Armstrong waited with Havelshell until Hartog came down the stairs from the surgery. A thickset man, the gunman was almost as deep from chest to spine as from shoulder to shoulder. He was not fat, and was considered tough in a fight. He was also a man who liked to play on the winning side. Yet when he felt slighted about almost anything, he would kill a man as quickly as he would step on an ant and give it as little thought.

“That bitch not only shot me, she burnt the place down! She ain’t gettin’ away with it.”

“I’ve told you that we don’t want trouble here that would bring in the Federal marshals. If you bother that woman and folks get wind of it, there will be hell to pay.”

“Ya think I’m a fool? Folks won’t get wind of it. I’ll beat her ass and screw’er in the ground. When I get through with’er, she’ll hightail it out of the country.”

“Leave the woman alone,” Havelshell said firmly.

“Ya tellin’ me what to do?” Hartog shoved his face close to the agent, and Havelshell took a step back.

“I’m paying you. I have the right to tell you what to do.”

“Not ’bout her, you don’t.”

“She didn’t shoot you.”

“How you know that?”

“Linus saw McCall, the rancher from across the river, headed that way about sundown. Armstrong said two were shooting. It’s not likely one of them was the old woman.”

“I’ll kill the sonofabitch! I’ll kill ’im for shootin’ me and I’ll kill ’im for messin’ with that woman.”

“Make it look like an accident. If you gun him down, there’ll be talk. I’ve put out the word that you went to notify Murphy to get off the land and he opened fire. Isn’t that what happened?”

“It’s what I said. Is somebody callin’ me a liar?”

“Not that I’ve heard. Stay away from the reservation for a week or two and let things quiet down.”

“Yore sour-mouthed old woman’ll be glad of it. Ain’t no wonder to me ya keep her out there.”

“My private life is no concern of yours.”

“Yeah? Might be if I decided I’d like a go at that woman what runs the hotel.”

Havelshell knew that Hartog was shrewd, cunning. But how had he found out about Melva?

“Stay away from her and keep your mouth shut about my business. Hear?” There was a limit to the agent’s patience, and it showed in the angry tone of his voice.

“Don’t be gettin’ in a sweat. I ain’t sayin’ anythin’ … yet.” Hartog laughed and walked away.

Havelshell watched him go up the walk toward the saloons. The man was dangerous. He wished to hell he’d never set eyes on him.

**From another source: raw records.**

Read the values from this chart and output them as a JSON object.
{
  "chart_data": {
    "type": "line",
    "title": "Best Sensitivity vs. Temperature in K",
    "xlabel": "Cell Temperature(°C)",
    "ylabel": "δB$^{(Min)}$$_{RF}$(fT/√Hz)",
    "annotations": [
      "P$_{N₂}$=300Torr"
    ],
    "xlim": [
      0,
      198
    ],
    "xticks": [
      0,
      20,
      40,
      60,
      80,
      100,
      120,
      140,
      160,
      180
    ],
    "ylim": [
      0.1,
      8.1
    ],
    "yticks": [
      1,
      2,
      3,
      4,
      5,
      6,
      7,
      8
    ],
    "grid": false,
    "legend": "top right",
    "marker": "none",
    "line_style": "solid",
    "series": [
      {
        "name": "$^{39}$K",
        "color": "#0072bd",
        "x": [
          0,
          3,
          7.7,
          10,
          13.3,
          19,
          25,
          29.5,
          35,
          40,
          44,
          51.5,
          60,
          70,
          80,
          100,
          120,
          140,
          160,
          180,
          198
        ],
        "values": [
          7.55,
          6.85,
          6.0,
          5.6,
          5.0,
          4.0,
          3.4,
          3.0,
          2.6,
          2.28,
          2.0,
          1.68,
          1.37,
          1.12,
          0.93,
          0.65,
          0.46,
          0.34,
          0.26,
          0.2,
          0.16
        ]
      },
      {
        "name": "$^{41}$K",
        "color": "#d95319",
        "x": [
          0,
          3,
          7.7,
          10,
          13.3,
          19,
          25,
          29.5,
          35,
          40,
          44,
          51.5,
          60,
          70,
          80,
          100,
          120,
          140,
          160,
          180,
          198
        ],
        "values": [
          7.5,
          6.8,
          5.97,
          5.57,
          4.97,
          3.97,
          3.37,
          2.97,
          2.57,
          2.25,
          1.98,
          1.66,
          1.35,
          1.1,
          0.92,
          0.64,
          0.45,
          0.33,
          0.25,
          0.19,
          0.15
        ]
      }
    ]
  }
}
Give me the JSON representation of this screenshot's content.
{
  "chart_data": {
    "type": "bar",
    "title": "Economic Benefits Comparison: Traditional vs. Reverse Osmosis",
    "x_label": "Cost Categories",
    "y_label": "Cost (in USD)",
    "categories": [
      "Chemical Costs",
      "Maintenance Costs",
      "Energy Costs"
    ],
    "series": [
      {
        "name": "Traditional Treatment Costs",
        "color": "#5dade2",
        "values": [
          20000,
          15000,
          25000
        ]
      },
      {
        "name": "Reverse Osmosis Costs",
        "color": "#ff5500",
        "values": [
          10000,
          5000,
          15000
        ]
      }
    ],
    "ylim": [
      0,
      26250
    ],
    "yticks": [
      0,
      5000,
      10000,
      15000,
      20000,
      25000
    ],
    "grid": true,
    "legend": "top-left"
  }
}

In the ranch house north of Cheyenne the name McCall was also being raised. Silas Ashley drew deeply on the Havana cigar and questioned the man who stood across from him in his study.

“You say you found him?”

“Sure did. I’d know that bastard anywhere. Never talked to him, but I saw him plenty of times that last month. Cocky as ever. Struttin’ ’round like he owned the world.”

“Where is he?”

“Over west. Near a town called Sweetwater. I asked the feller in the stage station if it was McCall, just to be sure. He said it was and he either
had
a horse ranch or was workin’ on one ’cross river and ’bout five miles up.”